Wild – 33 years
Captive – 33 years
Birds that Boogie!
The brolga is known for their characteristic dance moves which they will display during courtship. This involves the birds jumping up and down while producing loud trumpeting noises. Often they will also stretch out their wings during this display.
This species is one of the few crane species equipped with a gland that helps them to excrete excess salt from their body.
They are one of the world’s fifteen crane species and one of only two which can be found in Australia. Often they can be seen alongside the other species, the sarus crane in the North of the country.
What does a Brolga look like?
The brolga is a tall member of the crane family which is colored grey across much of its body except for the head which is featherless. Their neck is long. The head features a red or orange patch.
A small black dewlap is present under the chin. The end of the wings have black tips.
Their legs are colored black or grey.
These birds stand at up to 1m (3.3ft) tall with a wingspan of up to 2.4m (7.9ft) across. Females tend to be shorter than the males. An average weight for the species is 6kg (13lbs).
How does the Brolga survive in its habitat?
In the corner of the brolga’s eye is a gland which helps to remove excess salt from their body. They are one of the few cranes which are equipped with this adaptation.
The long legs of the brolga are an adaptation which help to keep their feathers above the water line in their wetland habitat.
What does a Brolga eat?
The brolga is considered an omnivore. Their diet includes tubers , wetland plants and grains. They will use their beak to dig around in the soil to obtain this food. Human grown crops may also be consumed.
Animal prey includes insects, small mammals such as mice, frogs and molluscs.
Where do you the find the Brolga?
Australia is the native home of the brolga with populations also recorded from New Guinea both in Papua New Guinea and Indonesia. In Australia they can be found from South Australia and Victoria in the south through New South Wales and in to Queensland and the Northern Territory in the North.
Where can a Brolga survive?
These animals make their home close to water. These habitats may include wetlands, grassy plains, mudflats, irrigated croplands, creeks and estuaries.
How does a Brolga produce its young?
The breeding season is variable based on their range. In the south they will breed from September to December while in the North breeding takes place from February to May.
These birds have become known for their energetic courtship dance. During this they will jump and trumpet at one another. During this display they throw grass in the air and catch it in their beak. They will then stretch out their wings and bob their head and beat their wings.
Brolgas will perform these displays year round and it can be performed by birds of any age.
Pairs are monogamous and will remain together for life.
The nest is an island mound formed from sticks, grasses and sedges. Pairs may reuse their nest each year. Some have used the same nest for 20 years. Pairs maintain their nest within a small range which they defend against entry by other birds.
Two eggs are deposited in to the nest and incubated for 32 days by both the male and female.
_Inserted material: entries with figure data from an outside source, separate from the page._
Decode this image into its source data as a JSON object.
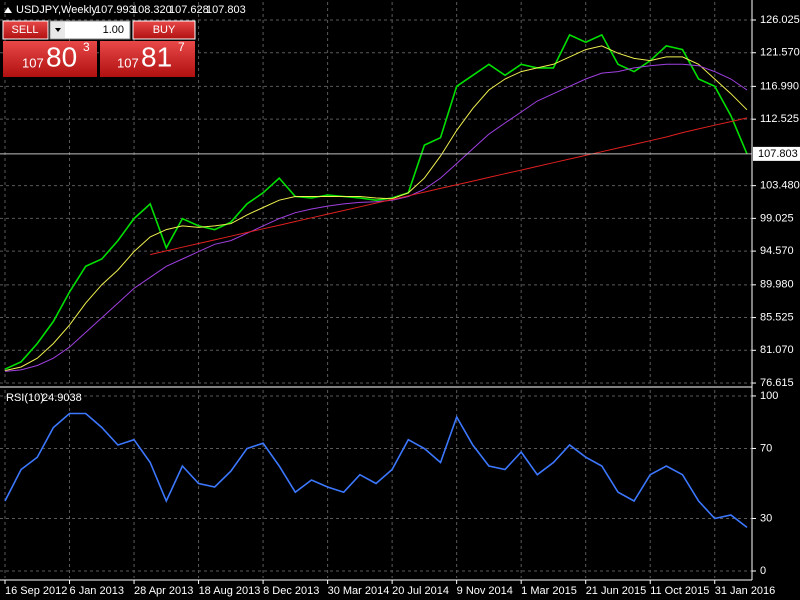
{
  "header": {
    "symbol": "USDJPY,Weekly",
    "ohlc": [
      107.993,
      {
        "value": 108.32,
        "label": "108.320"
      },
      107.628,
      107.803
    ]
  },
  "trade_panel": {
    "sell_label": "SELL",
    "buy_label": "BUY",
    "volume": {
      "value": 1,
      "label": "1.00"
    },
    "sell_price": [
      "107",
      "80",
      "3"
    ],
    "buy_price": [
      "107",
      "81",
      "7"
    ]
  },
  "chart_data": [
    {
      "type": "line",
      "ylim": [
        76.21,
        128.475
      ],
      "yticks": [
        126.025,
        {
          "value": 121.57,
          "label": "121.570"
        },
        {
          "value": 116.99,
          "label": "116.990"
        },
        112.525,
        {
          "value": 103.48,
          "label": "103.480"
        },
        99.025,
        {
          "value": 94.57,
          "label": "94.570"
        },
        {
          "value": 89.98,
          "label": "89.980"
        },
        85.525,
        {
          "value": 81.07,
          "label": "81.070"
        },
        76.615
      ],
      "last_price": 107.803,
      "grid": true,
      "series": [
        {
          "color": "#00e000",
          "values": [
            78.5,
            79.5,
            82,
            85,
            89,
            92.5,
            93.5,
            96,
            99,
            101,
            95,
            99,
            98,
            97.5,
            98.5,
            101,
            102.5,
            104.5,
            102,
            101.8,
            102.2,
            102,
            101.8,
            101.5,
            101.8,
            102.5,
            109,
            110,
            117,
            118.5,
            120,
            118.5,
            120,
            119.5,
            119.5,
            124,
            123,
            124,
            120,
            119,
            120.5,
            122.5,
            122,
            118,
            117,
            113,
            107.8
          ]
        },
        {
          "color": "#f0f050",
          "values": [
            78.3,
            78.8,
            80,
            82,
            84.5,
            87.5,
            90,
            92,
            94.5,
            96.5,
            97.5,
            98,
            97.8,
            98,
            98.3,
            99.5,
            100.5,
            101.5,
            102,
            102,
            102,
            102,
            102,
            101.8,
            101.7,
            102.5,
            104.5,
            107.5,
            111,
            114,
            116.5,
            118,
            119,
            119.5,
            120,
            121,
            122,
            122.5,
            121.5,
            120.8,
            120.5,
            121,
            121,
            120,
            118,
            116,
            113.8
          ]
        },
        {
          "color": "#a040e0",
          "values": [
            78.2,
            78.4,
            79,
            80,
            81.5,
            83.5,
            85.5,
            87.5,
            89.5,
            91,
            92.5,
            93.5,
            94.5,
            95.5,
            96,
            97,
            98,
            99,
            99.8,
            100.3,
            100.7,
            101,
            101.2,
            101.3,
            101.5,
            102,
            103,
            104.5,
            106.5,
            108.5,
            110.5,
            112,
            113.5,
            115,
            116,
            117,
            118,
            118.8,
            119,
            119.5,
            119.8,
            120,
            120,
            119.8,
            119,
            118,
            116.5
          ]
        },
        {
          "color": "#e02020",
          "values": [
            null,
            null,
            null,
            null,
            null,
            null,
            null,
            null,
            null,
            94.1,
            94.6,
            95.1,
            95.6,
            96.1,
            96.6,
            97.1,
            97.6,
            98.1,
            98.6,
            99.1,
            99.6,
            100.1,
            100.6,
            101.1,
            101.6,
            102.1,
            102.6,
            103.1,
            103.6,
            104.1,
            104.6,
            105.1,
            105.6,
            106.1,
            106.6,
            107.1,
            107.6,
            108.1,
            108.6,
            109.1,
            109.6,
            110.1,
            110.7,
            111.2,
            111.7,
            112.2,
            112.7
          ]
        }
      ]
    },
    {
      "type": "line",
      "label": "RSI(10)",
      "current": 24.9038,
      "ylim": [
        -4,
        103.4
      ],
      "yticks": [
        0,
        30,
        70,
        100
      ],
      "grid": true,
      "categories": [
        "16 Sep 2012",
        null,
        null,
        null,
        "6 Jan 2013",
        null,
        null,
        null,
        "28 Apr 2013",
        null,
        null,
        null,
        "18 Aug 2013",
        null,
        null,
        null,
        "8 Dec 2013",
        null,
        null,
        null,
        "30 Mar 2014",
        null,
        null,
        null,
        "20 Jul 2014",
        null,
        null,
        null,
        "9 Nov 2014",
        null,
        null,
        null,
        "1 Mar 2015",
        null,
        null,
        null,
        "21 Jun 2015",
        null,
        null,
        null,
        "11 Oct 2015",
        null,
        null,
        null,
        "31 Jan 2016",
        null,
        null
      ],
      "series": [
        {
          "color": "#3c78ff",
          "values": [
            40,
            58,
            65,
            82,
            90,
            90,
            82,
            72,
            75,
            62,
            40,
            60,
            50,
            48,
            57,
            70,
            73,
            60,
            45,
            52,
            48,
            45,
            55,
            50,
            58,
            75,
            70,
            62,
            88,
            72,
            60,
            58,
            68,
            55,
            62,
            72,
            65,
            60,
            45,
            40,
            55,
            60,
            55,
            40,
            30,
            32,
            24.9
          ]
        }
      ]
    }
  ]
}
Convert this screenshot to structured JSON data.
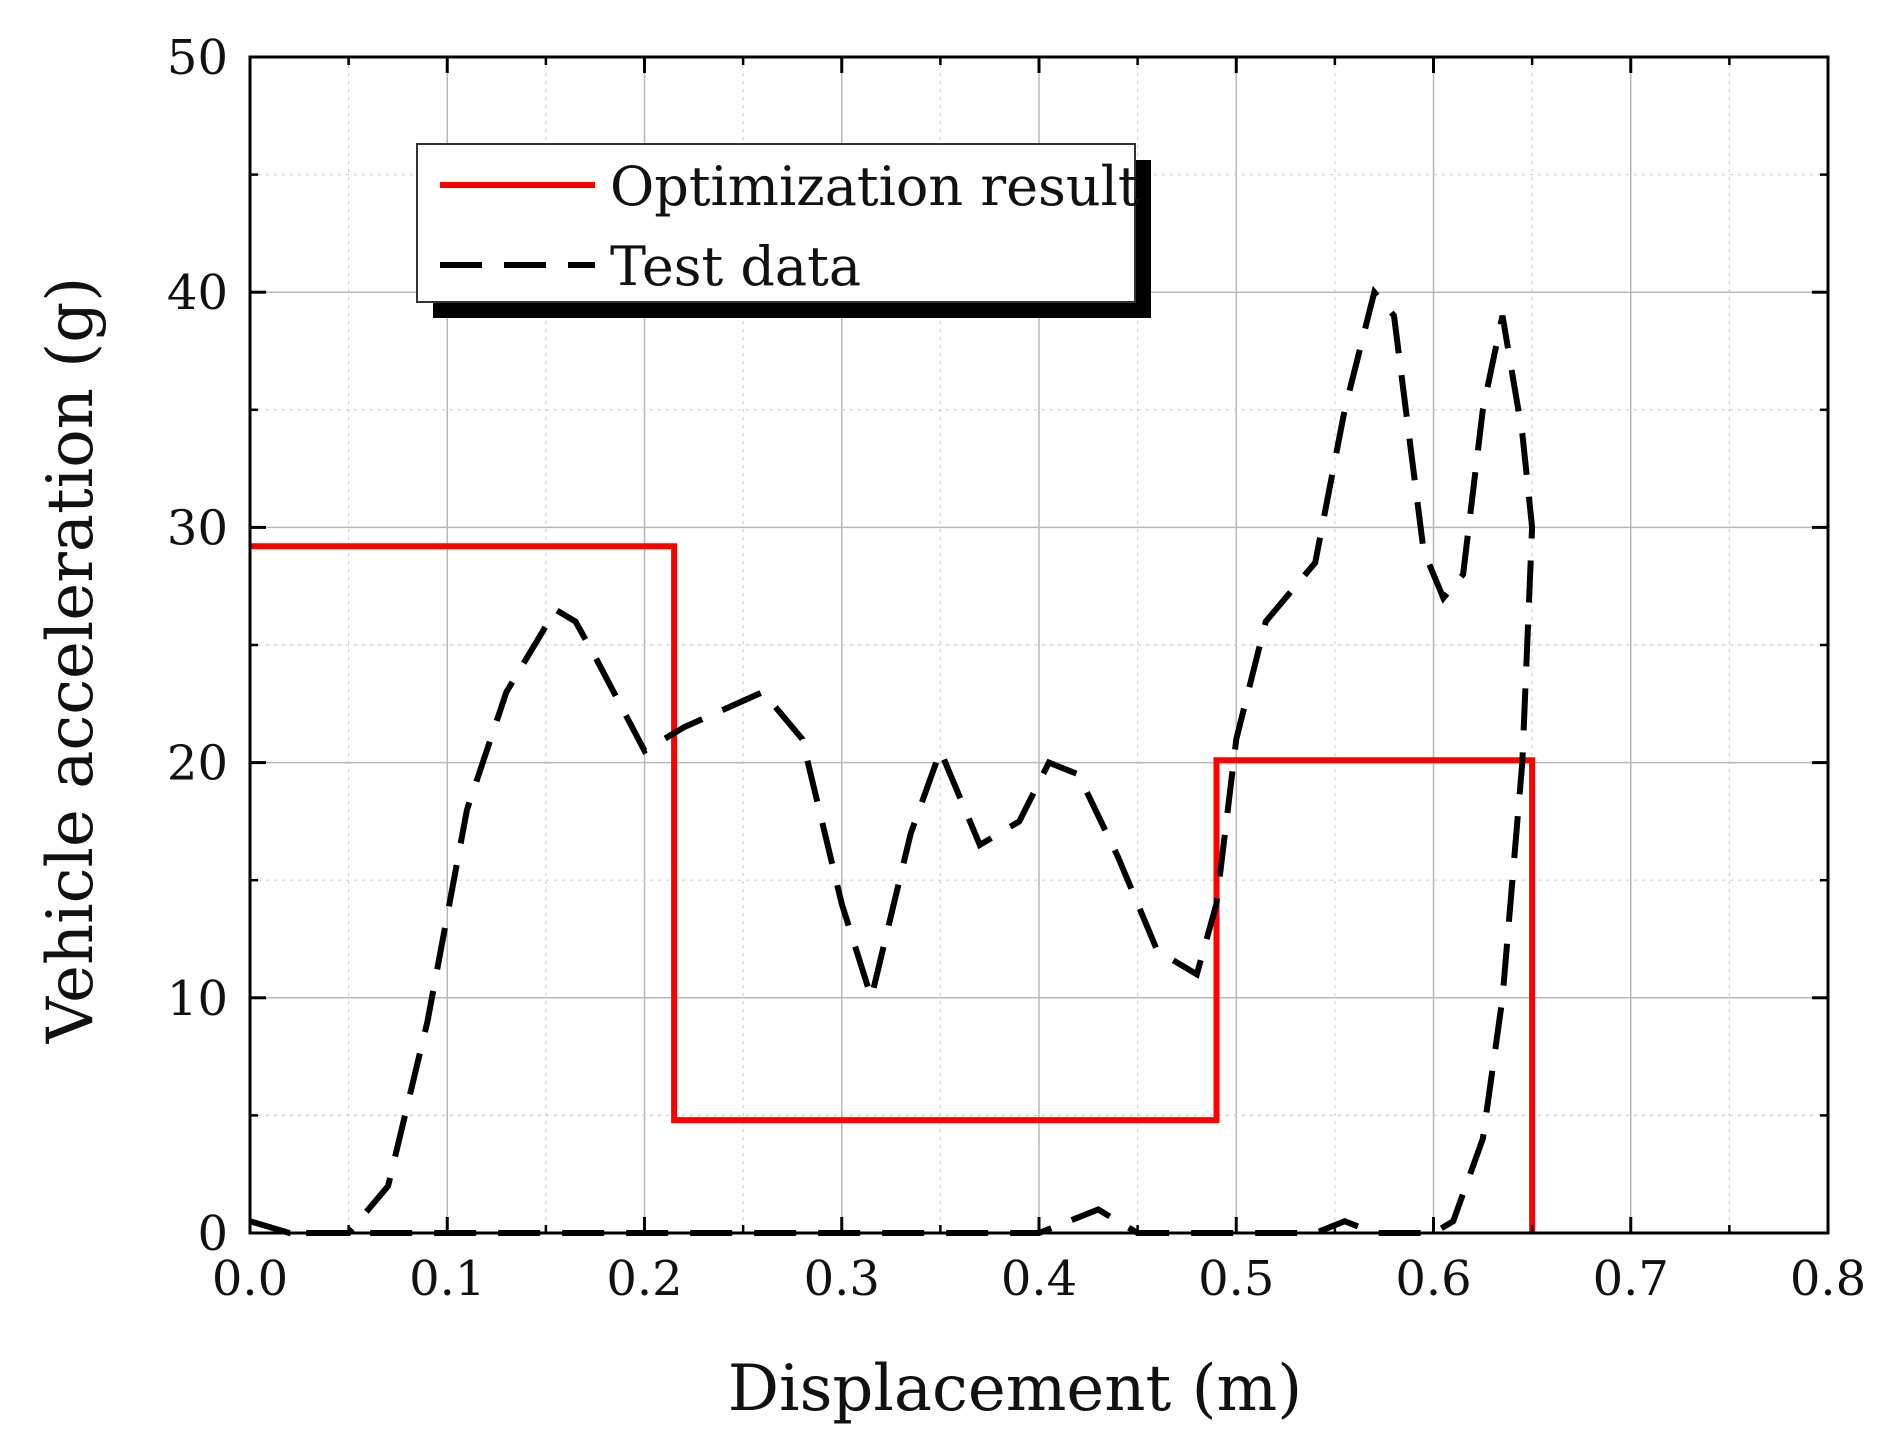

Once the eggs hatch both parents will work together to care for the young. The parents raise the chicks for the next year.
What does the Brolga do during its day?
These animals are not considered migratory but they may move to different areas based on seasonal rainfall.
These birds produce a loud ‘garoo’ call while in flight or during courtship. They may also produce a loud trumpeting sound.
Outside the breeding season the brolga may form flocks with up to hundreds of members.
Predators and Threats
What stops the Brolga from surviving and thriving?
Natural predators of the brolga include crocodiles, birds of prey such as the white-bellied sea eagle and snakes. Introduced predators such as the red fox will prey on these birds while they are breeding. Feral pigs also reduce the cover of plants.
Populations of the brolga are declining. Current estimates of the population place it anywhere from 20,000 to 100,000 individuals. Despite this they are considered endangered in Victoria where their may be as few as 1,000.
These animals have been threatened by collisions with powerlines.
Humans have reduced their population through hunting in retaliation for damage they cause to crops. Other effects from humans include habitat destruction and disturbance. Humans may directly hunt this species for use in taxidermy.
The brolga is one of two cranes found in Australia, the other being the sarus crane.
Occasionally the brolga has been referred to as the Australian crane. They have also been referenced as the native companion due to a belief they were the only crane found in Australia. Sarus cranes were first recorded in Australia in the 1960s.
The name brolga is taken from the Aboriginal language Gamilaraay in which this species is known as the burralga.
These animals are named from the Aboriginal language Gamilaraay, in which they are called, burralga.
A salt gland is present behind the eye of the brolga to allow them to excrete a salt solution which allows them to drink saltwater.
The brolga is pictured on the coast of arms of the state of Queensland.